Ils ne m’obéissaient pas. L’intonation du photographe me manquait, sans doute.

Quant aux femmes elles étaient surtout dans les maisons de leur mari ou de leurs père et mère. Tous ces hommes allaient sans femme, buvaient sans femme, mangeaient sans femme. Les mâles inondaient la ville.

J’étais dans le centre, mais où étaient mes hommes du milieu ?

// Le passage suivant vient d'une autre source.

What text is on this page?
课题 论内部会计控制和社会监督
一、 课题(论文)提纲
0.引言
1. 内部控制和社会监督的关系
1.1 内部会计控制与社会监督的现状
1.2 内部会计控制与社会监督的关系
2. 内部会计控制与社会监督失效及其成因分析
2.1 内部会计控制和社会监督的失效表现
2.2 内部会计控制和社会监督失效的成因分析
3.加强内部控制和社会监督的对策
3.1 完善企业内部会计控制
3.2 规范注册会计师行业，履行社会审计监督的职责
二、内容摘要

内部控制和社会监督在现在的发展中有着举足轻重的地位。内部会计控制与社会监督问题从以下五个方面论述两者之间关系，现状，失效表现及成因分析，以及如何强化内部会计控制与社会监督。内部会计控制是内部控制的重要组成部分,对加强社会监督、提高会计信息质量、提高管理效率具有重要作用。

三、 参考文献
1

J’ouvris mon carnet et je vis que je devais d’abord me rendre 445 Cerrito. J’avais un plan de Buenos-Aires. Il faudrait être un individu infiniment remarquable pour circuler sans plan dans Buenos-Aires. C’est un nid d’abeilles. C’est fait comme un radiateur d’automobile. Les alvéoles s’appellent cuadres. Cuadre veut dire carré. Ce sont des carrés parfaits de cent mètres de côté. Buenos-Aires est un interminable champ où l’on a planté des maisons, hectare par hectare. D’étroits sillons séparent chacun de ces hectares bâtis, ce sont les rues. Parcourir Buenos-Aires n’est pas marcher, c’est jouer aux dames avec ses pieds. On se croit un pion que l’on pousse à angles droits, sur un damier.